At this writing (late Monday night), Virginia Gov. Ralph Northam is still clinging to office (he reportedly doesn’t want to leave when people think he’s a racist, a ship that’s likely sailed by now.) I still contend that whether he is or isn’t in that racist yearbook photo, the real reason he’s not fit for office is being obscured: his comments defending not just late-term abortion but post-birth baby murdering.
For those who think I’m too diplomatic, here’s a very blunt piece by Charles Hurt at the Washington Times, on how Northam’s shocking comments ripped the mask of euphemisms off the Democratic Party’s “pro-choice/pro-woman” subterfuge to reveal that they have morphed into “the Party of Killing Children.”
But just as Democrats were fine with Northam endorsing infanticide today but not with a non-PC photo in his 40-year-old college yearbook, so his successor if he resigns is also suddenly facing a hot-button accusation from the past.
Lt. Gov. Justin Fairfax is young, liberal, just as pro-abortion as Northam and African-American, so elevating him to Governor would seem to be a no-brainer for the left, and they obviously like those. But there’s a problem: the same blog that found the Northam yearbook photo also reported an accusation by a female Stanford University fellow of sexual assault by a Democratic campaign staffer during the 2004 Convention. Fairfax isn’t named, but the description of the accused then and now sounds like him. Ironically, at that Convention, Fairfax was working as the “body man” (personal assistant) to John Edwards.
Fairfax claimed the incident consensual and denounced the assault allegation as a false smear. He says the Washington Post investigated it last year but decided not to print it after finding no corroborating evidence, the facts consistent with his denial, and significant red flags and inconsistencies in the allegation (that didn’t stop them from running the Brett Kavanaugh allegations, but I digress.) The woman also reportedly didn’t tell the police, friends or family of any assault for all those years.
Fairfax aimed suspicions at Northam’s office, noting that the allegation hadn’t been brought up in 13 years until it looked as if he were just about to replace Northam as Governor, then it suddenly hit the media.
My reactions: First, even though I’m sure my political views are diametrically opposed to those of Lt. Gov. Fairfax, I absolutely defend his right to a presumption of innocence. I would hope that now that some of these long-ago, unsupported allegations are starting to harpoon their own side that Democrats would shake off the unfair and un-American notion that in the case of sexual assault, an allegation is as good as a conviction.

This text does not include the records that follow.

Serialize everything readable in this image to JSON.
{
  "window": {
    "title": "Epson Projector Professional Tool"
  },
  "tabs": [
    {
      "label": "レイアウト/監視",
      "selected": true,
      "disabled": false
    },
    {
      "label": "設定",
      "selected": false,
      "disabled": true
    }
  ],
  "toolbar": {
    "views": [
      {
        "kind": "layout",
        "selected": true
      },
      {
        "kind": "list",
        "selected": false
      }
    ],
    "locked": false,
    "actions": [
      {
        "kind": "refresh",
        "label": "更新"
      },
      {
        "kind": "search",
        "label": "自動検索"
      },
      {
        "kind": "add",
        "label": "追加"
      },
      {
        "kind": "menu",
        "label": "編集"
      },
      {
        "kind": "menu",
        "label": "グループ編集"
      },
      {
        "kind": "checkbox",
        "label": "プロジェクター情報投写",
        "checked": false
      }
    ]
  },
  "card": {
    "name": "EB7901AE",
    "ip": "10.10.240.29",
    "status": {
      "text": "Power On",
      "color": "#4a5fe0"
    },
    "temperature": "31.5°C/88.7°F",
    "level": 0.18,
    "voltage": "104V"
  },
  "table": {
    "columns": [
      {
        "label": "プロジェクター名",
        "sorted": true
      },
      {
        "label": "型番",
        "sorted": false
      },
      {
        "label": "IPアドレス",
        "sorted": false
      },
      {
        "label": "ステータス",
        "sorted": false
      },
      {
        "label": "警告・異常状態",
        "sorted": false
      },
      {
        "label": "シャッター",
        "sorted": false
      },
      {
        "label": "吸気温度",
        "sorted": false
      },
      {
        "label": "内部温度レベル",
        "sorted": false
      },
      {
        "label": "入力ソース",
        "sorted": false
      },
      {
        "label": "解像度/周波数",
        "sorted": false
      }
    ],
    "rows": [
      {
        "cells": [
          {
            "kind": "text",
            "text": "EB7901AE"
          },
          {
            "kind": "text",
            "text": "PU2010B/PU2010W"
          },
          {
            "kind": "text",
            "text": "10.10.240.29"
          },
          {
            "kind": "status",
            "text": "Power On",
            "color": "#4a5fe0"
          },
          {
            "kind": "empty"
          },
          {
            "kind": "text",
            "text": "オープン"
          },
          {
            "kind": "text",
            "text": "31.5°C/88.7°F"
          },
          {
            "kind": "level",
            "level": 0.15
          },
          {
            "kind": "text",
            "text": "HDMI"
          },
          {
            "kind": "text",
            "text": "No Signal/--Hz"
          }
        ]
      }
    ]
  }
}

Second, I hope these cases would encourage real victims of sexual assault not to stay quiet about it. Tell someone immediately. Preferably the police, but if you can’t do that, then talk to friends, family or a counselor. It will help you, and it will get your story on the record.
Third, I worry that allowing these types of last-minute, out-of-the-past, unsubstantiated allegations to torpedo people’s careers and trash their reputations is backfiring by insuring that many good people will refuse to run for public office for fear of having their lives destroyed and their families threatened.
Look, I wish to Heaven that Virginia had a pro-life Republican Governor (and New York and California, etc.) But the way to do that is to convince the voters to come to their senses and show up at the polls. Character assassination as a political tactic is bad for everyone in the long run. It somehow manages to be both a two-way street and a dead end.